Research Information System
International Journal of Advanced Manufacturing Technology, vol.138, no.3, pp.919-938, 2025 (SCI-Expanded)
The primary goal of this study is to present a mathematical model that forecasts the quality of the final product to be obtained in laser material processing. Two stages of testing have been conducted to assess the dependability of the proposed mathematical model: an experimental phase and a CFD analytical phase. Heat dispersion mechanisms on and within the material are the foundation for the suggested mathematical model. A CO2 laser was used to create micro-grooves in the polycarbonate sheet. Top and cross-sectional images of the laser-created grooves were taken using a high-resolution optical microscope. The groove geometry was measured from the images obtained.
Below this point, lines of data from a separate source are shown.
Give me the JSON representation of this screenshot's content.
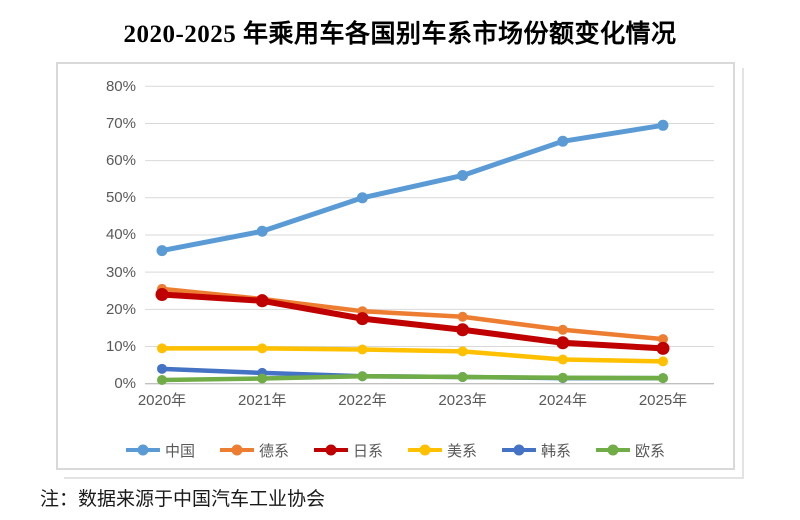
{
  "chart_data": {
    "type": "line",
    "title": "2020-2025 年乘用车各国别车系市场份额变化情况",
    "note": "注：数据来源于中国汽车工业协会",
    "categories": [
      "2020年",
      "2021年",
      "2022年",
      "2023年",
      "2024年",
      "2025年"
    ],
    "y_ticks": [
      "0%",
      "10%",
      "20%",
      "30%",
      "40%",
      "50%",
      "60%",
      "70%",
      "80%"
    ],
    "ylim": [
      0,
      80
    ],
    "ylabel": "",
    "xlabel": "",
    "grid": true,
    "legend_position": "bottom",
    "axis_text_color": "#595959",
    "grid_color": "#d9d9d9",
    "series": [
      {
        "key": "china",
        "name": "中国",
        "color": "#5B9BD5",
        "line_width": 5,
        "values": [
          35.8,
          41,
          50,
          56,
          65.2,
          69.5
        ]
      },
      {
        "key": "german",
        "name": "德系",
        "color": "#ED7D31",
        "line_width": 4.5,
        "values": [
          25.5,
          22.8,
          19.5,
          18,
          14.5,
          12
        ]
      },
      {
        "key": "japanese",
        "name": "日系",
        "color": "#C00000",
        "line_width": 6,
        "values": [
          24,
          22.3,
          17.5,
          14.5,
          11,
          9.5
        ]
      },
      {
        "key": "american",
        "name": "美系",
        "color": "#FFC000",
        "line_width": 4.5,
        "values": [
          9.5,
          9.5,
          9.2,
          8.7,
          6.5,
          6
        ]
      },
      {
        "key": "korean",
        "name": "韩系",
        "color": "#4472C4",
        "line_width": 4.5,
        "values": [
          4,
          2.9,
          2,
          1.8,
          1.5,
          1.5
        ]
      },
      {
        "key": "european",
        "name": "欧系",
        "color": "#70AD47",
        "line_width": 4.5,
        "values": [
          1,
          1.4,
          2,
          1.8,
          1.6,
          1.5
        ]
      }
    ]
  }
}
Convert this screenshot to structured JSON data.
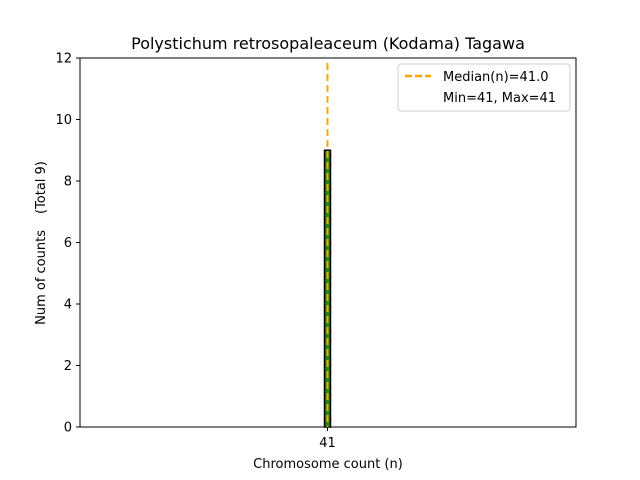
{
  "chart_data": {
    "type": "bar",
    "title": "Polystichum retrosopaleaceum (Kodama) Tagawa",
    "xlabel": "Chromosome count (n)",
    "ylabel": "Num of counts",
    "ylabel_total": "(Total 9)",
    "categories": [
      "41"
    ],
    "values": [
      9
    ],
    "ylim": [
      0,
      12
    ],
    "yticks": [
      0,
      2,
      4,
      6,
      8,
      10,
      12
    ],
    "median": 41.0,
    "legend": {
      "placement": "top-right",
      "entries": [
        "Median(n)=41.0",
        "Min=41, Max=41"
      ]
    },
    "colors": {
      "bar_fill": "#1a8a1a",
      "bar_edge": "#000000",
      "bar_inner_dash": "#1a8a1a",
      "median_line": "#ffa500"
    },
    "grid": false
  }
}
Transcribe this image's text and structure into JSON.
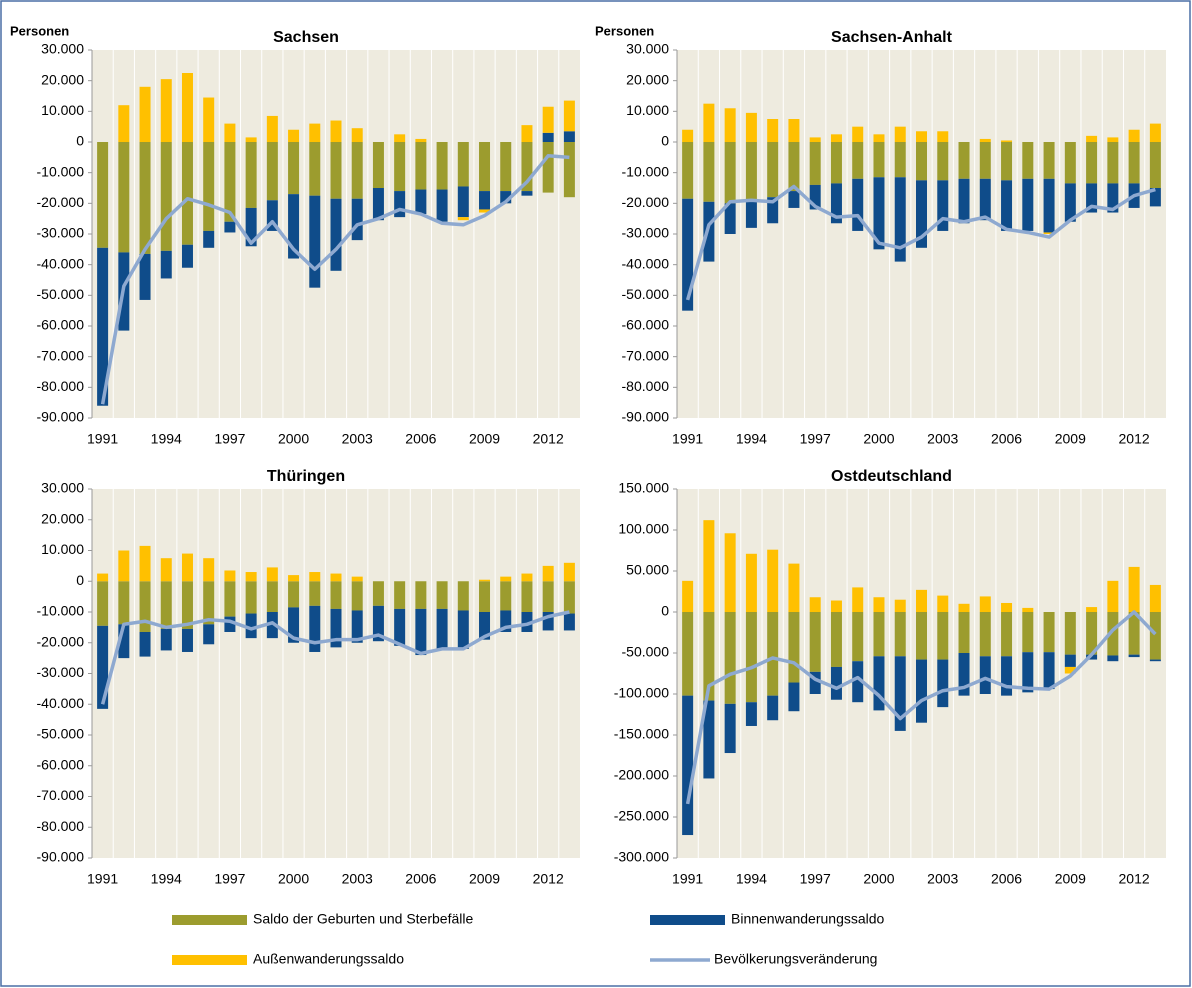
{
  "legend": [
    {
      "name": "Saldo der Geburten und Sterbefälle",
      "color": "#9c9c2e",
      "type": "bar"
    },
    {
      "name": "Binnenwanderungssaldo",
      "color": "#0f4c8a",
      "type": "bar"
    },
    {
      "name": "Außenwanderungssaldo",
      "color": "#ffc000",
      "type": "bar"
    },
    {
      "name": "Bevölkerungsveränderung",
      "color": "#8ea9d0",
      "type": "line"
    }
  ],
  "chart_data": [
    {
      "type": "bar",
      "title": "Sachsen",
      "y_label": "Personen",
      "categories": [
        "1991",
        null,
        null,
        "1994",
        null,
        null,
        "1997",
        null,
        null,
        "2000",
        null,
        null,
        "2003",
        null,
        null,
        "2006",
        null,
        null,
        "2009",
        null,
        null,
        "2012",
        null
      ],
      "ylim": [
        -90000,
        30000
      ],
      "yticks": [
        {
          "value": 30000,
          "label": "30.000"
        },
        {
          "value": 20000,
          "label": "20.000"
        },
        {
          "value": 10000,
          "label": "10.000"
        },
        0,
        {
          "value": -10000,
          "label": "-10.000"
        },
        {
          "value": -20000,
          "label": "-20.000"
        },
        {
          "value": -30000,
          "label": "-30.000"
        },
        {
          "value": -40000,
          "label": "-40.000"
        },
        {
          "value": -50000,
          "label": "-50.000"
        },
        {
          "value": -60000,
          "label": "-60.000"
        },
        {
          "value": -70000,
          "label": "-70.000"
        },
        {
          "value": -80000,
          "label": "-80.000"
        },
        {
          "value": -90000,
          "label": "-90.000"
        }
      ],
      "series": [
        {
          "values": [
            -34500,
            -36000,
            -36500,
            -35500,
            -33500,
            -29000,
            -26000,
            -21500,
            -19000,
            -17000,
            -17500,
            -18500,
            -18500,
            -15000,
            -16000,
            -15500,
            -15500,
            -14500,
            -16000,
            -16000,
            -16000,
            -16500,
            -18000
          ]
        },
        {
          "values": [
            -51500,
            -25500,
            -15000,
            -9000,
            -7500,
            -5500,
            -3500,
            -12500,
            -10000,
            -21000,
            -30000,
            -23500,
            -13500,
            -10500,
            -8500,
            -8000,
            -10500,
            -10000,
            -6000,
            -4000,
            -1500,
            3000,
            3500
          ]
        },
        {
          "values": [
            0,
            12000,
            18000,
            20500,
            22500,
            14500,
            6000,
            1500,
            8500,
            4000,
            6000,
            7000,
            4500,
            0,
            2500,
            1000,
            0,
            -1000,
            -1000,
            0,
            5500,
            8500,
            10000
          ]
        },
        {
          "values": [
            -85500,
            -47000,
            -35000,
            -25000,
            -18500,
            -20500,
            -23000,
            -33000,
            -26000,
            -35000,
            -41500,
            -35000,
            -27000,
            -25000,
            -22000,
            -23500,
            -26500,
            -27000,
            -24000,
            -19500,
            -13000,
            -4500,
            -5000
          ]
        }
      ]
    },
    {
      "type": "bar",
      "title": "Sachsen-Anhalt",
      "y_label": "Personen",
      "categories": [
        "1991",
        null,
        null,
        "1994",
        null,
        null,
        "1997",
        null,
        null,
        "2000",
        null,
        null,
        "2003",
        null,
        null,
        "2006",
        null,
        null,
        "2009",
        null,
        null,
        "2012",
        null
      ],
      "ylim": [
        -90000,
        30000
      ],
      "yticks": [
        {
          "value": 30000,
          "label": "30.000"
        },
        {
          "value": 20000,
          "label": "20.000"
        },
        {
          "value": 10000,
          "label": "10.000"
        },
        0,
        {
          "value": -10000,
          "label": "-10.000"
        },
        {
          "value": -20000,
          "label": "-20.000"
        },
        {
          "value": -30000,
          "label": "-30.000"
        },
        {
          "value": -40000,
          "label": "-40.000"
        },
        {
          "value": -50000,
          "label": "-50.000"
        },
        {
          "value": -60000,
          "label": "-60.000"
        },
        {
          "value": -70000,
          "label": "-70.000"
        },
        {
          "value": -80000,
          "label": "-80.000"
        },
        {
          "value": -90000,
          "label": "-90.000"
        }
      ],
      "series": [
        {
          "values": [
            -18500,
            -19500,
            -20000,
            -19500,
            -18000,
            -16000,
            -14000,
            -13500,
            -12000,
            -11500,
            -11500,
            -12500,
            -12500,
            -12000,
            -12000,
            -12500,
            -12000,
            -12000,
            -13500,
            -13500,
            -13500,
            -13500,
            -15000
          ]
        },
        {
          "values": [
            -36500,
            -19500,
            -10000,
            -8500,
            -8500,
            -5500,
            -8000,
            -13000,
            -17000,
            -23500,
            -27500,
            -22000,
            -16500,
            -14500,
            -13500,
            -16500,
            -17000,
            -17500,
            -12500,
            -9500,
            -9500,
            -8000,
            -6000
          ]
        },
        {
          "values": [
            4000,
            12500,
            11000,
            9500,
            7500,
            7500,
            1500,
            2500,
            5000,
            2500,
            5000,
            3500,
            3500,
            0,
            1000,
            500,
            0,
            -500,
            0,
            2000,
            1500,
            4000,
            6000
          ]
        },
        {
          "values": [
            -51500,
            -27000,
            -19500,
            -19000,
            -19500,
            -14500,
            -21000,
            -24500,
            -24000,
            -33000,
            -34500,
            -31000,
            -25000,
            -26000,
            -24500,
            -28500,
            -29500,
            -31000,
            -25500,
            -21000,
            -22000,
            -17500,
            -15500
          ]
        }
      ]
    },
    {
      "type": "bar",
      "title": "Thüringen",
      "categories": [
        "1991",
        null,
        null,
        "1994",
        null,
        null,
        "1997",
        null,
        null,
        "2000",
        null,
        null,
        "2003",
        null,
        null,
        "2006",
        null,
        null,
        "2009",
        null,
        null,
        "2012",
        null
      ],
      "ylim": [
        -90000,
        30000
      ],
      "yticks": [
        {
          "value": 30000,
          "label": "30.000"
        },
        {
          "value": 20000,
          "label": "20.000"
        },
        {
          "value": 10000,
          "label": "10.000"
        },
        0,
        {
          "value": -10000,
          "label": "-10.000"
        },
        {
          "value": -20000,
          "label": "-20.000"
        },
        {
          "value": -30000,
          "label": "-30.000"
        },
        {
          "value": -40000,
          "label": "-40.000"
        },
        {
          "value": -50000,
          "label": "-50.000"
        },
        {
          "value": -60000,
          "label": "-60.000"
        },
        {
          "value": -70000,
          "label": "-70.000"
        },
        {
          "value": -80000,
          "label": "-80.000"
        },
        {
          "value": -90000,
          "label": "-90.000"
        }
      ],
      "series": [
        {
          "values": [
            -14500,
            -14000,
            -16500,
            -15500,
            -15500,
            -14000,
            -11500,
            -10500,
            -10000,
            -8500,
            -8000,
            -9000,
            -9500,
            -8000,
            -9000,
            -9000,
            -9000,
            -9500,
            -10000,
            -9500,
            -10000,
            -10000,
            -10500
          ]
        },
        {
          "values": [
            -27000,
            -11000,
            -8000,
            -7000,
            -7500,
            -6500,
            -5000,
            -8000,
            -8500,
            -11500,
            -15000,
            -12500,
            -10500,
            -11500,
            -12000,
            -15000,
            -13500,
            -12500,
            -9000,
            -7000,
            -6500,
            -6000,
            -5500
          ]
        },
        {
          "values": [
            2500,
            10000,
            11500,
            7500,
            9000,
            7500,
            3500,
            3000,
            4500,
            2000,
            3000,
            2500,
            1500,
            0,
            0,
            0,
            0,
            0,
            500,
            1500,
            2500,
            5000,
            6000
          ]
        },
        {
          "values": [
            -40000,
            -14000,
            -13000,
            -15000,
            -14000,
            -12500,
            -13000,
            -15500,
            -13500,
            -18500,
            -20000,
            -19000,
            -19000,
            -17500,
            -20500,
            -23500,
            -22000,
            -22000,
            -18000,
            -15000,
            -14000,
            -11500,
            -10000
          ]
        }
      ]
    },
    {
      "type": "bar",
      "title": "Ostdeutschland",
      "categories": [
        "1991",
        null,
        null,
        "1994",
        null,
        null,
        "1997",
        null,
        null,
        "2000",
        null,
        null,
        "2003",
        null,
        null,
        "2006",
        null,
        null,
        "2009",
        null,
        null,
        "2012",
        null
      ],
      "ylim": [
        -300000,
        150000
      ],
      "yticks": [
        {
          "value": 150000,
          "label": "150.000"
        },
        {
          "value": 100000,
          "label": "100.000"
        },
        {
          "value": 50000,
          "label": "50.000"
        },
        0,
        {
          "value": -50000,
          "label": "-50.000"
        },
        {
          "value": -100000,
          "label": "-100.000"
        },
        {
          "value": -150000,
          "label": "-150.000"
        },
        {
          "value": -200000,
          "label": "-200.000"
        },
        {
          "value": -250000,
          "label": "-250.000"
        },
        {
          "value": -300000,
          "label": "-300.000"
        }
      ],
      "series": [
        {
          "values": [
            -102000,
            -108000,
            -112000,
            -110000,
            -102000,
            -86000,
            -73000,
            -67000,
            -60000,
            -54000,
            -54000,
            -58000,
            -58000,
            -50000,
            -54000,
            -54000,
            -49000,
            -49000,
            -52000,
            -52000,
            -53000,
            -52000,
            -58000
          ]
        },
        {
          "values": [
            -170000,
            -95000,
            -60000,
            -29000,
            -30000,
            -35000,
            -27000,
            -40000,
            -50000,
            -66000,
            -91000,
            -77000,
            -58000,
            -52000,
            -46000,
            -48000,
            -49000,
            -45000,
            -15000,
            -6000,
            -7000,
            -3000,
            -2000
          ]
        },
        {
          "values": [
            38000,
            112000,
            96000,
            71000,
            76000,
            59000,
            18000,
            14000,
            30000,
            18000,
            15000,
            27000,
            20000,
            10000,
            19000,
            11000,
            5000,
            0,
            -8000,
            6000,
            38000,
            55000,
            33000
          ]
        },
        {
          "values": [
            -234000,
            -90000,
            -76000,
            -68000,
            -56000,
            -62000,
            -82000,
            -93000,
            -80000,
            -102000,
            -130000,
            -108000,
            -96000,
            -92000,
            -81000,
            -91000,
            -93000,
            -94000,
            -78000,
            -52000,
            -22000,
            0,
            -27000
          ]
        }
      ]
    }
  ]
}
The dimensions of the ablation, melting, and glass transition zones obtained from the measurements and the thermal constants of the material were used in the mathematical modeling. The Fourier finite difference method was used to model the temperature distribution along the line on the polycarbonate surface. The lateral temperature distribution on the surface of the material and the vertical temperature distribution towards the depth of the material were studied separately. The error rates between the proposed mathematical model and the experimental results are between 3.24 and 8.44%. Since the experimental results are in good agreement with the proposed model, it can be said that the proposed mathematical model is reliable. In addition, the temperature distributions both in the lateral direction and perpendicular to the material were modeled using CFD (Computational Fluid Dynamics). The sources of the differences between the ignition, melting, and glass transition temperatures obtained from the CFD analysis and the real temperature values were discussed.